The next step of evolution in human Computer Interfaces is in my opinion tangible interfaces. These interfaces are although called object based interfaces. With tangible interfaces you interact with an object and with this object you control the computer. The interaction object is called a token. There are many forms of tokens, for example Lego stones.

Imagine for example a haptic model of your house or flat. The model is a representation of the status of the real building. If you for example close the window in the model, the real window closes. If you lock the door in the model, the real door locks. When somebody forgot to switch the oven off, you can see it in the model and when you switch it of in the model the real oven will be switched of.

That seems not to be realistic at the moment. But think about how you can put all this information and interaction into a tablet interface and how you can design it in a way that even humans with low computer skills can use it.

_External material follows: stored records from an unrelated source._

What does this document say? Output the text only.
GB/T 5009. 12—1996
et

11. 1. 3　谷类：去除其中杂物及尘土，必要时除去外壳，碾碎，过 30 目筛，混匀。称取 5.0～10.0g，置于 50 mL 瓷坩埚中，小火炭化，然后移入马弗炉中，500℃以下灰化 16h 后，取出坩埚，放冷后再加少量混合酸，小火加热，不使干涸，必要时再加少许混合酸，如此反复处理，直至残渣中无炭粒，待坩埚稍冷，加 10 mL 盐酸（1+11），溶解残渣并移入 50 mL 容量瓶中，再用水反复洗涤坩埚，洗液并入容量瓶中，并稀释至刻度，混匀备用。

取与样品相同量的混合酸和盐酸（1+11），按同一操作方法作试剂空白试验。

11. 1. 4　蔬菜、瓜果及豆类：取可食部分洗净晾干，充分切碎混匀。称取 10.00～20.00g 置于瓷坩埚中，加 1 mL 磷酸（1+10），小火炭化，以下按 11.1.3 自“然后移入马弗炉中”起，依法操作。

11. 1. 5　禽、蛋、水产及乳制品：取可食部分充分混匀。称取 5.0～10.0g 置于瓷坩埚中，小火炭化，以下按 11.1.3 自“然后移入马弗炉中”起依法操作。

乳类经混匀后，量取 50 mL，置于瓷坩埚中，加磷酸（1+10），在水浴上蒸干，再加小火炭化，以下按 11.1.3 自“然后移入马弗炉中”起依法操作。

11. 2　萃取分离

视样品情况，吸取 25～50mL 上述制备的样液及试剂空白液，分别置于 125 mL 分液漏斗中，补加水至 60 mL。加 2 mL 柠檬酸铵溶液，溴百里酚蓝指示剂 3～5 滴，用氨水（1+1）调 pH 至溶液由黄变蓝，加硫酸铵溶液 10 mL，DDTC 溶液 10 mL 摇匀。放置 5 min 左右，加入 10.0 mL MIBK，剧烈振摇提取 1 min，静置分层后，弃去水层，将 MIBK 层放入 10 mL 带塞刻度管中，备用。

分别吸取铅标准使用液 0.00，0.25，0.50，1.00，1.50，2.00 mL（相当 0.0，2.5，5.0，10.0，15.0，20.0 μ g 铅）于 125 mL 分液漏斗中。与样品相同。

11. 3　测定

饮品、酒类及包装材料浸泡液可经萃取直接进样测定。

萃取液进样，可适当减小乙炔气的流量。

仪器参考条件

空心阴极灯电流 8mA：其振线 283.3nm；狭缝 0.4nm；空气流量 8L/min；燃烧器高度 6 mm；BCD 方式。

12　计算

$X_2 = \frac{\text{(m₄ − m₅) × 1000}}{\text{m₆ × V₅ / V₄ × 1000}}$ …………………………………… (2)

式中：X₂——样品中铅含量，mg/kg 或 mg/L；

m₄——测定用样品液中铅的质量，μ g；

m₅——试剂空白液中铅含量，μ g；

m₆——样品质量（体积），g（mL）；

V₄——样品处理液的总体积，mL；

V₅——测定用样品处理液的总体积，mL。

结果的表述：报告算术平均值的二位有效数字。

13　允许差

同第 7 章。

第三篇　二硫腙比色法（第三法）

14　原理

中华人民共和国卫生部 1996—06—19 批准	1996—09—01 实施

The use cases for tangible user interfaces are big especially for humans, with speech, cognitive or reading impairments. They can find or develop new ways of communication or interaction, which you can partly find in augmentative communication.

Conclusion

The problem is that even many accessibility experts look on computers in an expert manner. We don’t assume a group, which is not very small; there are a lot of persons out there with low computer skills. They often do not more than write a few e-Mails and avoid complex interactions. For such persons, tangible interaction can be part of solution to free them from the fear of computers.

A disadvantage of today’s TUIs is their strong determination to a specific use case or task. We need development kits which make it easy to adapt such systems to special needs. But I think that this is not such a big problem. Many persons do great things with Raspberry Pi, Arduino and Smartphones; it should be easy to transfer this knowledge to tangible user interfaces.

Also we need more research in this area. Especially cognitive and complex disabilities were neglected in the last years. Therefore we do not have much knowledge about the needs of this group. I think, we all will benefit from such research. It is right, we can use today’s interfaces, but most persons are some time and some are most time unsatisfied with today’s status of human computer interaction.